Si parla sempre di più del Virus West Nile
Dopo i recenti casi di morte avvenuti anche in Italia, si inizia a discutere sempre di più del virus West Nile, appartenente alla famiglia dei Flaviviridae, identificato per la prima volta nel 1937 in Uganda, precisamente nel distretto chiamato West Nile, che gli ha dato il nome. L’Istituto Superiore di Sanità riporta che questo virus è particolarmente comune in Africa, nell’Asia occidentale, in Europa, in Australia e in America. Inoltre, si precisa che i principali portatori del virus sono per lo più uccelli selvatici e zanzare, in particolare del genere Culex, le cui punture rappresentano il metodo principale di trasmissione all’uomo. E’ quanto riporta tg24.sky.it. Quali sono allora i segnali a cui prestare attenzione e quando è davvero essenziale andare in ospedale?
Il contagio
A rispondere a queste e altri quesiti riguardanti il tema, è stato intervistato dal Corriere della Sera Carlo Federico Perno, direttore dell’Unità di Microbiologia presso l’Ospedale Bambino Gesù di Roma. Secondo l’esperto, l’incremento recente di casi potrebbe essere attribuito a una serie di coincidenze che non riguardano il caldo o il numero di zanzare, ma piuttosto la presenza di uccelli selvatici, che fungono da serbatoi naturali del virus. Come evidenziato anche dall’Iss, la febbre West Nile non si diffonde da persona a persona tramite il contatto diretto con individui infetti, ed è altamente improbabile che questa dinamica possa cambiare, poiché il virus presenta una capacità di trasmissione relativamente bassa, diversamente da Sars-CoV-2, aggiunge Perno. È necessaria una quantità significativa di sangue infetto per causare un’infezione tramite la zanzara portatrice. Oppure, ad esempio, attraverso una trasfusione. Il dottore dice anche che finora non ci sono prove che suggeriscano una trasmissione attraverso attività sessuali.
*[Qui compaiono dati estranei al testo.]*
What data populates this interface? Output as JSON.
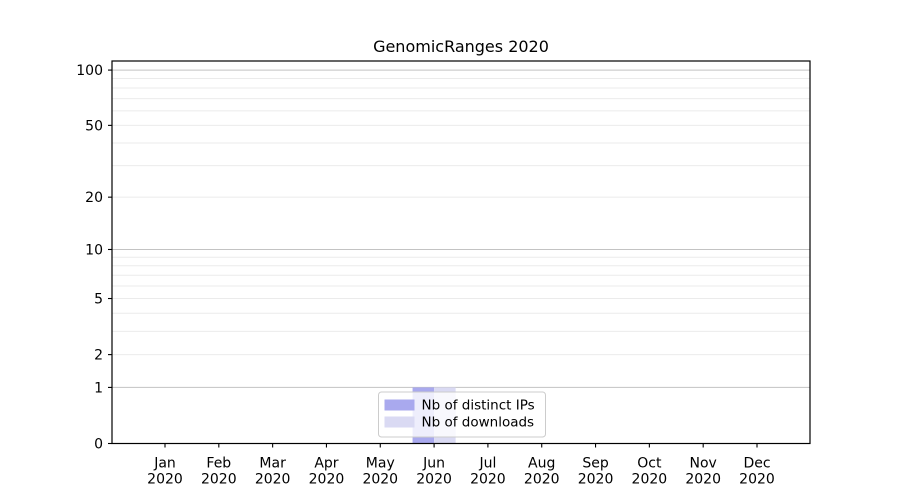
{
  "chart_data": {
    "type": "bar",
    "title": "GenomicRanges 2020",
    "categories": [
      "Jan 2020",
      "Feb 2020",
      "Mar 2020",
      "Apr 2020",
      "May 2020",
      "Jun 2020",
      "Jul 2020",
      "Aug 2020",
      "Sep 2020",
      "Oct 2020",
      "Nov 2020",
      "Dec 2020"
    ],
    "series": [
      {
        "name": "Nb of distinct IPs",
        "color": "#a9a9ee",
        "values": [
          0,
          0,
          0,
          0,
          0,
          1,
          0,
          0,
          0,
          0,
          0,
          0
        ]
      },
      {
        "name": "Nb of downloads",
        "color": "#dadaf3",
        "values": [
          0,
          0,
          0,
          0,
          0,
          1,
          0,
          0,
          0,
          0,
          0,
          0
        ]
      }
    ],
    "xlabel": "",
    "ylabel": "",
    "yscale": "log1p",
    "ylim": [
      0,
      112
    ],
    "yticks": [
      0,
      1,
      2,
      5,
      10,
      20,
      50,
      100
    ],
    "grid": {
      "on": true,
      "decade_values": [
        1,
        10,
        100
      ],
      "minor_values": [
        2,
        3,
        4,
        5,
        6,
        7,
        8,
        9,
        20,
        30,
        40,
        50,
        60,
        70,
        80,
        90
      ],
      "decade_color": "#c3c3c3",
      "minor_color": "#ebebeb"
    },
    "legend": {
      "position": "lower center",
      "entries": [
        "Nb of distinct IPs",
        "Nb of downloads"
      ],
      "background": "#ffffff",
      "border_color": "#cccccc"
    },
    "colors": {
      "axis": "#000000",
      "background": "#ffffff"
    }
  }
}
I sintomi cui prestare attenzione
Secondo l’ISS, gran parte delle persone contagiate sono asintomatiche. Invece, chi presenta i segnali della malattia, ossia circa il 20%, mostra sintomi non severi come febbre, cefalea, vomito, nausea, eruzioni cutanee, ingrossamento dei linfonodi. Questi sintomi possono durare per alcuni giorni, anche se raramente possono protrarsi per settimane, e tendono a cambiare in modo significativo a seconda dell’età dell’individuo. Nei bambini è più comune avere una lieve febbre, mentre nei giovani i segnali consistono in febbre medio-alta, dolore nei muscoli, mal di testa e arrossamento oculare. Gli specialisti affermano che negli anziani e nelle persone con problemi di salute, i sintomi possono risultare più gravi.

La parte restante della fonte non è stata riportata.